Temos assistido, nos últimos tempos, a crises graves, no nosso pequeno País. Umas de dimensão política, como a decisão alegadamente mundana sobre a localização de um novo aeroporto em Lisboa; outras económicas, como o aumento da inflação e das taxas de juro dos empréstimos bancários, que afetam a vida de todos os portugueses, com particular gravidade naqueles que se encontram em situação financeira mais precária; umas fiscais, como o peso enorme dos impostos, que se sente diariamente no bolso de muitos portugueses; outras mais sociais, como a crise das urgências hospitalares, da alegada falta de capacidade de resposta da emergência médica pré-hospitalar e o anunciado aumento da mortalidade em Portugal, comparativamente ao período pré-pandemia e em relação ao outros países europeus. E agora os incêndios florestais, uma vez mais, devastadores.

O custo, de qualquer uma destas crises é, mais ou menos diretamente, humano. Perdem-se empregos, casas, colheitas, fecham-se empresas, aumenta a fome e a miséria e… morre-se.

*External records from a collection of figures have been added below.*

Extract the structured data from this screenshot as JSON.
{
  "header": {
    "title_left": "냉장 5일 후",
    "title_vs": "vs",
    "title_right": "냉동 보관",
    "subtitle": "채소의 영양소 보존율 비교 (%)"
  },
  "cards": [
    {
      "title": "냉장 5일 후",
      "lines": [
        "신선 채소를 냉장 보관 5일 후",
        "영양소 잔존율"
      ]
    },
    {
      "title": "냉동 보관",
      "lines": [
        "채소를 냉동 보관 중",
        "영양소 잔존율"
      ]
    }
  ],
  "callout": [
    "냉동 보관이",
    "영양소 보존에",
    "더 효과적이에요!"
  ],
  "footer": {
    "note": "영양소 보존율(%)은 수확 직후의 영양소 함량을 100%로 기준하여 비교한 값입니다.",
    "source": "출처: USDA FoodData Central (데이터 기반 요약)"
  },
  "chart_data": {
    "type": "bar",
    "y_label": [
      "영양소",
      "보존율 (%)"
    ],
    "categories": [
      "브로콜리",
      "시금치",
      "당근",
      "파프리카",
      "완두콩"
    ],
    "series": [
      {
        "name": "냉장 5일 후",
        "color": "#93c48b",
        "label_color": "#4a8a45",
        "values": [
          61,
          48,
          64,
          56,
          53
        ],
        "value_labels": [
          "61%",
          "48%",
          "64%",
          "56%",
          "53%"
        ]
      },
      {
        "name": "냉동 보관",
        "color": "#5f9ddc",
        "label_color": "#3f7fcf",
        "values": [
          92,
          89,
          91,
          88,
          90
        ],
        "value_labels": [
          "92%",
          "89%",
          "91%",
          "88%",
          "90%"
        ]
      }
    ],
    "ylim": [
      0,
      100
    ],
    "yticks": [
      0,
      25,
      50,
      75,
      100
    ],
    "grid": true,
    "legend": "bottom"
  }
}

Mas parece que qualquer um destas crises, e das suas consequências, importa pouco. Não se vai ao fundo da questão. Não se analisam as causas, não se tiram lições futuras. E tudo começa porque não se assume qualquer responsabilidade. Nega-se, cria-se uma comissão ou abre-se um inquérito. Em qualquer dos casos, sem nenhum resultado concreto. E encerra-se assim o assunto. Num aparente embotamento afetivo que contagia a própria comunicação social, e assim alastra por toda a sociedade, que perde o interesse momentâneo que teve ou que lhe foi transmitido, e segue para outro, mais recente, igualmente efémero…

 A crise na Saúde é disto um exemplo paradigmático. As urgências de diferentes especialidades continuam a encerrar (ou a abrir?) intermitentemente, obrigando os doentes (urgentes e emergentes) a deslocarem-se por distâncias maiores, com eventuais consequências para a sua situação clínica. Foram anunciadas duas ou três medidas para resolver este assunto (nomeação de uma comissão e publicação de um decreto-lei que permitia contratações e aumentava o valor das horas extraordinárias dos médicos). Resultou? Qual foi a causa da crise? Há alguém responsável? Como se pode evitar no próximo ano? Já não interessa…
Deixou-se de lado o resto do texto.